New Delhi : The study conducted by an Indian expert says that the maternal death is twice as high in those with severe anaemia compared with those without severe anaemia. The study has been published in the journal The Lancet Global Health.

To conduct the study, researchers have taken over 300,000 women across 29 countries. The team looked at World Health Organization (WHO) data on 3,12,281 pregnancies in 29 countries across Latin America, Africa, Western Pacific, Eastern Mediterranean, and South East Asia.

Of these, 4,189 women had severe anaemia and were matched with 8,218 women without severe anaemia.

In medical terms, severity of anemia is considered by the hemoglobin concentration. A person suffers from mild anemia when his/her haemoglobin level is between 9.5 - 13.0 g/dL. If the hemoglobin is between 8.0 - 9.5 g/dL, then the condition will be considered as moderate anemia Severe anemia is a condition where the hemoglobin concentrations below 8.0 g/dL.
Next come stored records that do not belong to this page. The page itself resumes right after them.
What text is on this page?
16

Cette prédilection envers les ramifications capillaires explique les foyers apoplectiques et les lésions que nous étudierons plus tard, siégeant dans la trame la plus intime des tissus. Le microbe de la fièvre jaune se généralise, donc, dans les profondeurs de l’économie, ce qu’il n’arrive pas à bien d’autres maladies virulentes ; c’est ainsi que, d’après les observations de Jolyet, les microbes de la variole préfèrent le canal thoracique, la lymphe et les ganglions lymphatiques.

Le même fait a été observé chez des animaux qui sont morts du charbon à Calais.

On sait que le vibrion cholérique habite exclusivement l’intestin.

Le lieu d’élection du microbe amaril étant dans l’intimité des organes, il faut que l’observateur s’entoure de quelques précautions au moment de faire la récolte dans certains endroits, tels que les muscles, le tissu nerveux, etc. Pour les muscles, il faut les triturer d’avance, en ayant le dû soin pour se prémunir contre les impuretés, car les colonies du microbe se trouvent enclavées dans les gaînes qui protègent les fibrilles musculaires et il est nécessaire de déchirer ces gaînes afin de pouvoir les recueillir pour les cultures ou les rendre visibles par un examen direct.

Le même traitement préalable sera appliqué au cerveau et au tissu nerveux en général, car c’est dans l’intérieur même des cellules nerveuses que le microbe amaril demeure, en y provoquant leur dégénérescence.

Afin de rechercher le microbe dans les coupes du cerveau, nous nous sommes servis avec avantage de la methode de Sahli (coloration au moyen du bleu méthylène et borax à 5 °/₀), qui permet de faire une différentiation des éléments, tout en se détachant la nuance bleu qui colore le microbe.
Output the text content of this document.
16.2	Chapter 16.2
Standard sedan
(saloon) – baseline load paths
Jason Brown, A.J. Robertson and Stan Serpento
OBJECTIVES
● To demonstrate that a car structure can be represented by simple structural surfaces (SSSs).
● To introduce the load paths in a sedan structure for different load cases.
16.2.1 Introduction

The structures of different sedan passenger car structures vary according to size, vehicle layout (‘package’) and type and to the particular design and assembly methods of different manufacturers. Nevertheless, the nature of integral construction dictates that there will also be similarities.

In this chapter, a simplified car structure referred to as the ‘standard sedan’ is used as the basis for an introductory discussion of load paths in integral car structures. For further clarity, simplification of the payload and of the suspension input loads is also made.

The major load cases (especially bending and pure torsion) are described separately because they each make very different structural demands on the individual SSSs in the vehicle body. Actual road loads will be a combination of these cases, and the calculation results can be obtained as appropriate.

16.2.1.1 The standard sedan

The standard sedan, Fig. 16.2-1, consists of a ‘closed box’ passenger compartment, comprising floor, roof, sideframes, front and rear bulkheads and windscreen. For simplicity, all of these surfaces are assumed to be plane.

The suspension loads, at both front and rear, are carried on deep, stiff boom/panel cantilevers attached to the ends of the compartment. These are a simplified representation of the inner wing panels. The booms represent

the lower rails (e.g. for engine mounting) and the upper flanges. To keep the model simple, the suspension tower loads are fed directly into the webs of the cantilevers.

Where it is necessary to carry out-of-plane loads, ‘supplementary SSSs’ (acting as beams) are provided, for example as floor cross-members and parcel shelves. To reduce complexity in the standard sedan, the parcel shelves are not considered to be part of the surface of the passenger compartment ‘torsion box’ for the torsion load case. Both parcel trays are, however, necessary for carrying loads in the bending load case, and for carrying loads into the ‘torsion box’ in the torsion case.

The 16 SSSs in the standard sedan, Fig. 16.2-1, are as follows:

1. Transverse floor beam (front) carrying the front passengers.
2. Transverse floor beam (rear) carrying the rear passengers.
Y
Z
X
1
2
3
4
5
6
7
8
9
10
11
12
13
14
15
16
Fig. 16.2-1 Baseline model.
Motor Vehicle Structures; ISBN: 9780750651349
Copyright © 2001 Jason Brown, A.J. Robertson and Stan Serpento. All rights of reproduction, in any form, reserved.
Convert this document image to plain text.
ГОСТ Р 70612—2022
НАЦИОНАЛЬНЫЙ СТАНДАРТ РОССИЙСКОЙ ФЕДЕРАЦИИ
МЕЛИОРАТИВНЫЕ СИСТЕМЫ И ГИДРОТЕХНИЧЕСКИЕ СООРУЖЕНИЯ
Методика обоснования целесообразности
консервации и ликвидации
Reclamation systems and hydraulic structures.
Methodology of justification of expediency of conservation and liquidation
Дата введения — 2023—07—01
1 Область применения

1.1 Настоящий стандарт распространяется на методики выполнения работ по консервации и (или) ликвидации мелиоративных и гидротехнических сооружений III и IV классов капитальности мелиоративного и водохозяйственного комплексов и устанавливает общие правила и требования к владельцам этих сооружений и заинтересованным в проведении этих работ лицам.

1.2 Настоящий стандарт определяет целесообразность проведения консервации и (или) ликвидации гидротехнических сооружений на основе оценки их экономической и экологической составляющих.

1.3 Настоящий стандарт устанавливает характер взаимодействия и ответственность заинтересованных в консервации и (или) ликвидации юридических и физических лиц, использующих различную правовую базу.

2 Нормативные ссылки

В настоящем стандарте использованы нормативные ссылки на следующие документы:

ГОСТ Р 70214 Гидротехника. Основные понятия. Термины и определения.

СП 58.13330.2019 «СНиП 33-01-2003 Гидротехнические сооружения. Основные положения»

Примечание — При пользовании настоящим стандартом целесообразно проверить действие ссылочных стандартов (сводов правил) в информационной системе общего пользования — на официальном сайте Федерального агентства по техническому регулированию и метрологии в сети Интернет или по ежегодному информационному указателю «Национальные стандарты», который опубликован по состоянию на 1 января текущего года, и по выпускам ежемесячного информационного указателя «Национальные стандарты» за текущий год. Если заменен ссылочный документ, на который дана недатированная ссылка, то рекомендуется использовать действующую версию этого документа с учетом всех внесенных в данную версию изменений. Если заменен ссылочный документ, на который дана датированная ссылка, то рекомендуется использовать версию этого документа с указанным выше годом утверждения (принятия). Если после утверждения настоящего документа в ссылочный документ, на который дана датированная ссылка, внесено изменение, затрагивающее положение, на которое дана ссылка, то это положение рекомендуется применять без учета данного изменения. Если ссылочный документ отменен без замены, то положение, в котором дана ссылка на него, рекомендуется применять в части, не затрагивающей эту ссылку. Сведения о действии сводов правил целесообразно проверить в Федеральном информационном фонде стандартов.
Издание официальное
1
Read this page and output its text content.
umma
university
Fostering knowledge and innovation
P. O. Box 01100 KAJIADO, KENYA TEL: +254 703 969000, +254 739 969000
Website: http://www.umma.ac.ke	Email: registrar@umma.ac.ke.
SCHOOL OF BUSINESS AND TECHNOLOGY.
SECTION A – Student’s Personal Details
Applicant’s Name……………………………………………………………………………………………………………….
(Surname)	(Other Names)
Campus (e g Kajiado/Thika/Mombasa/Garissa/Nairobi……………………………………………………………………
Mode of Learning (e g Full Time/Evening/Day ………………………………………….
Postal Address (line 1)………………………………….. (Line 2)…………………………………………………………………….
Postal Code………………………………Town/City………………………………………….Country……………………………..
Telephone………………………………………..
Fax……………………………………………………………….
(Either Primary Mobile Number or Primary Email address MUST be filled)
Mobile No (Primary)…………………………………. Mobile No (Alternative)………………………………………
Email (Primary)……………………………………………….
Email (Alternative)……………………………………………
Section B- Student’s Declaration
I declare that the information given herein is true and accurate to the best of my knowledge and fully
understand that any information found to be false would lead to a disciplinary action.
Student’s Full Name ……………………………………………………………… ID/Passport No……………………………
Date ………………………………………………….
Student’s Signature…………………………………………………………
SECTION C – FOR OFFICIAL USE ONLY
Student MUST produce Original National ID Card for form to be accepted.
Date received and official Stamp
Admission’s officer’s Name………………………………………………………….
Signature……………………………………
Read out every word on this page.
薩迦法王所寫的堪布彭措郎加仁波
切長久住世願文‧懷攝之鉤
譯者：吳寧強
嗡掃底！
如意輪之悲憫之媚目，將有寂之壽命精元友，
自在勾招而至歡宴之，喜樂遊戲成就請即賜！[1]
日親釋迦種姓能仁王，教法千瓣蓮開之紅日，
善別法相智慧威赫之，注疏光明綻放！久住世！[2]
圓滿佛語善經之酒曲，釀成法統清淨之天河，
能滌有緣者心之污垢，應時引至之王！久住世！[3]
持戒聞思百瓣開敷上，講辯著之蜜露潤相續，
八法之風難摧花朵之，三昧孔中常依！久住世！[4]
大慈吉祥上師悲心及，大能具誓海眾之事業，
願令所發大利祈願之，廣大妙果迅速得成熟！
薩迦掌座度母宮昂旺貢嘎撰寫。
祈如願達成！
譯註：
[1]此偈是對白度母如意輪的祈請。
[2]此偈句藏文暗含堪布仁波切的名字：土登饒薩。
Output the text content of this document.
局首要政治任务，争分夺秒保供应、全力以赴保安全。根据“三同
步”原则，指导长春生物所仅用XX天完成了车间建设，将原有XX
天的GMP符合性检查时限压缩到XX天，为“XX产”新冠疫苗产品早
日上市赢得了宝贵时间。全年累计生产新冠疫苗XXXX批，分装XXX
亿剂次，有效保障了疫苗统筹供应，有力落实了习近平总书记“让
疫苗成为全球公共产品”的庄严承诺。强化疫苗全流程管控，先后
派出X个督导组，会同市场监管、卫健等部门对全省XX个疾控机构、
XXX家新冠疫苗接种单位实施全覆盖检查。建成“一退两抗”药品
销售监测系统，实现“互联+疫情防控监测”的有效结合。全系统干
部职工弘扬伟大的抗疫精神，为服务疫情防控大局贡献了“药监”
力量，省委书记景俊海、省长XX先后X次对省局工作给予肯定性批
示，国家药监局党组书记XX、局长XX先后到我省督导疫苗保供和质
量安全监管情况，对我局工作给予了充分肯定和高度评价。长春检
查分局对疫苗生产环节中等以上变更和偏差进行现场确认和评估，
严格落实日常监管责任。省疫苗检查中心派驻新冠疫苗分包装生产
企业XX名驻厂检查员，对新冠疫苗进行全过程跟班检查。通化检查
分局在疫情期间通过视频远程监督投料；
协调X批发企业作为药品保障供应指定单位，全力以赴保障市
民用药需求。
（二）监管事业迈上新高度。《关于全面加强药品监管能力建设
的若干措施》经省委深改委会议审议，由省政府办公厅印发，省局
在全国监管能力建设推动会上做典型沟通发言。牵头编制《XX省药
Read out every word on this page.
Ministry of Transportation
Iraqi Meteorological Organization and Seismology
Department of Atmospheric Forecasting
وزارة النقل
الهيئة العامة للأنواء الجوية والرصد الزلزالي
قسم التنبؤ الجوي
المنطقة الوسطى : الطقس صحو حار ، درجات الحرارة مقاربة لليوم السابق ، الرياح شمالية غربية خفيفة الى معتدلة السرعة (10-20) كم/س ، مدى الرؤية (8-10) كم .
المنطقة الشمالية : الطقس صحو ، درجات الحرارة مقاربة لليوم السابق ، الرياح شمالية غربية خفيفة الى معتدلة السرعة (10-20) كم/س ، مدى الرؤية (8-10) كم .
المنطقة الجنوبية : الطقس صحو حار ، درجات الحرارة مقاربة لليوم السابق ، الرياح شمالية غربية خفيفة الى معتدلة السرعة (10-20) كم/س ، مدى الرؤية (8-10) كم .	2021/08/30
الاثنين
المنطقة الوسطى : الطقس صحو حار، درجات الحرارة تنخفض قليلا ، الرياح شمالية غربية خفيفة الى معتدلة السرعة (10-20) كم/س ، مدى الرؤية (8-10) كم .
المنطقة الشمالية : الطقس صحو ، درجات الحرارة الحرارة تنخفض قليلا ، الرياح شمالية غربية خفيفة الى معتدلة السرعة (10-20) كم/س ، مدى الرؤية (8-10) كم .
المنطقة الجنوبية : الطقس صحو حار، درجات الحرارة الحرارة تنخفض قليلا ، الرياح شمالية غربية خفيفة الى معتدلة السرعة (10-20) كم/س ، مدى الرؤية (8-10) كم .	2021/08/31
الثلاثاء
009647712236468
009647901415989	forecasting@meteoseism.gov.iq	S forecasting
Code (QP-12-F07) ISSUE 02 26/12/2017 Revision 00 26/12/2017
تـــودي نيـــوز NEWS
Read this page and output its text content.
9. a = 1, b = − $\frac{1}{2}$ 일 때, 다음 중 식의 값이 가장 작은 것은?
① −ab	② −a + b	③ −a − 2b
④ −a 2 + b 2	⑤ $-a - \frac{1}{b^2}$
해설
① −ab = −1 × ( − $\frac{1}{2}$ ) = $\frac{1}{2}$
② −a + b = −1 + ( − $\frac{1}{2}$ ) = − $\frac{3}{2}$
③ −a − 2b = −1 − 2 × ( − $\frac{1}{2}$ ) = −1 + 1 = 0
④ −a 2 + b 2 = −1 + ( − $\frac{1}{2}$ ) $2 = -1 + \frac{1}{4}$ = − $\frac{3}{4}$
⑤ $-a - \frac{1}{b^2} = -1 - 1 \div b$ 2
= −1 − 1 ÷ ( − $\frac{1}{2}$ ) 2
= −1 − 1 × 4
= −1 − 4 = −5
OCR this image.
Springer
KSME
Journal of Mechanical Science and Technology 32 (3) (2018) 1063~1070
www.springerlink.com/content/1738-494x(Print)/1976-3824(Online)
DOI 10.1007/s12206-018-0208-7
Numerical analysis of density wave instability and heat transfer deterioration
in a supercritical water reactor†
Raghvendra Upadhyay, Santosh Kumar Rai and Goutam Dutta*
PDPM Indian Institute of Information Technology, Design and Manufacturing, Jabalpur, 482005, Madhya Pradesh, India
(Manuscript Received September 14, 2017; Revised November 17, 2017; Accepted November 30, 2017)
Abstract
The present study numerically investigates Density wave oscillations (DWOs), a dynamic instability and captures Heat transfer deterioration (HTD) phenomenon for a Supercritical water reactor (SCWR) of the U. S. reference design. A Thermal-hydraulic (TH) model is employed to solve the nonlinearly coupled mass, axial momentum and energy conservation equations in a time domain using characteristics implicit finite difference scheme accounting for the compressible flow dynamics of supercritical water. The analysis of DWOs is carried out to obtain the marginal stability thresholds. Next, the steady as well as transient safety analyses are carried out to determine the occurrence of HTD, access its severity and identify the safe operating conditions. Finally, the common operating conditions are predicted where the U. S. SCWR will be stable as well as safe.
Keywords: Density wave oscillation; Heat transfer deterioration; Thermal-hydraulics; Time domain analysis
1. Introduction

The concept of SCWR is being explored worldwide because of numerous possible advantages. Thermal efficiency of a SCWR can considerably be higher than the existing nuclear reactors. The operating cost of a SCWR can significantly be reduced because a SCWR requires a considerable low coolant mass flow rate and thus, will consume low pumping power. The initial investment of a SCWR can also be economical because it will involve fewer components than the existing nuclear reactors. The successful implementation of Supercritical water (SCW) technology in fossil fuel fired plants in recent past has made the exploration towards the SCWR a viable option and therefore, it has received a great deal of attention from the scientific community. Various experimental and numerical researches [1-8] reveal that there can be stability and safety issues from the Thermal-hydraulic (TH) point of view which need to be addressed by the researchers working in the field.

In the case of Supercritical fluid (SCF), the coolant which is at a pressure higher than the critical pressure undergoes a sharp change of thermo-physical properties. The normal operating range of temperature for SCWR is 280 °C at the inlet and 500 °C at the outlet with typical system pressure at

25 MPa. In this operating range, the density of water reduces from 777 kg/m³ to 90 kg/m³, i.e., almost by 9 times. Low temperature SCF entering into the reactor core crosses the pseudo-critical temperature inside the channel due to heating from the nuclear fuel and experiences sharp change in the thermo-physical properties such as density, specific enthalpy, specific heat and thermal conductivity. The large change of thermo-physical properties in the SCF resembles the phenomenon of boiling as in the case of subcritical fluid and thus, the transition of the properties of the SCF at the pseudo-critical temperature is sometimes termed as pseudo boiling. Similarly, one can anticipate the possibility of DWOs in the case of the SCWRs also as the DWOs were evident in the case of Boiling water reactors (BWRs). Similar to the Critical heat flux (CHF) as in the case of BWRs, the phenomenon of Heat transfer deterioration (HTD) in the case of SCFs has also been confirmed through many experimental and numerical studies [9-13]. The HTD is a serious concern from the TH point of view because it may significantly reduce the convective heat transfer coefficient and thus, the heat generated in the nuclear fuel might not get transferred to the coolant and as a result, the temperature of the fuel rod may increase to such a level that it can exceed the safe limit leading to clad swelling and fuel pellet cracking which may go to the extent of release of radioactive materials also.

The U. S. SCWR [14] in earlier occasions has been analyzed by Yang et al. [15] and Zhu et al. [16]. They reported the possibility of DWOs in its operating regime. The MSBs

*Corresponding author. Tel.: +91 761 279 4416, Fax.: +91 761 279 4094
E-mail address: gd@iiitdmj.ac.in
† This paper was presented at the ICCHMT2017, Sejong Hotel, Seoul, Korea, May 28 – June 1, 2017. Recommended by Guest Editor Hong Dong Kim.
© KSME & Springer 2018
The study indicates that most anaemic case can be seen in pregnant women in low and middle-income countries. These women are at an increased risk of anaemia due to higher rates of dietary iron deficiency, inherited blood disorders, nutrient deficiencies and infections such as malaria, HIV, and hookworm.

A post-doctoral student at London’s Queen Mary University, Jahnavi Daru said “If a woman develops severe anaemia at any point in her pregnancy or in the seven days after delivery, she is at a higher risk of dying, making urgent treatment even more important.” She also added, “Anaemia is a readily treatable condition but the existing approaches so far have not been able to tackle the problem. Clinicians, policy makers, and healthcare professionals should now focus their attention on preventing anaemia, using a multifaceted approach, not just hoping that iron tablets will solve the problem,”

Researchers added that one best and compulsory practice for the prevention and treatment of maternal anaemia include providing oral iron tablets to pregnant women, food fortification with iron, improving access to antenatal care in remote areas, hookworm treatment, and access to transfusion services.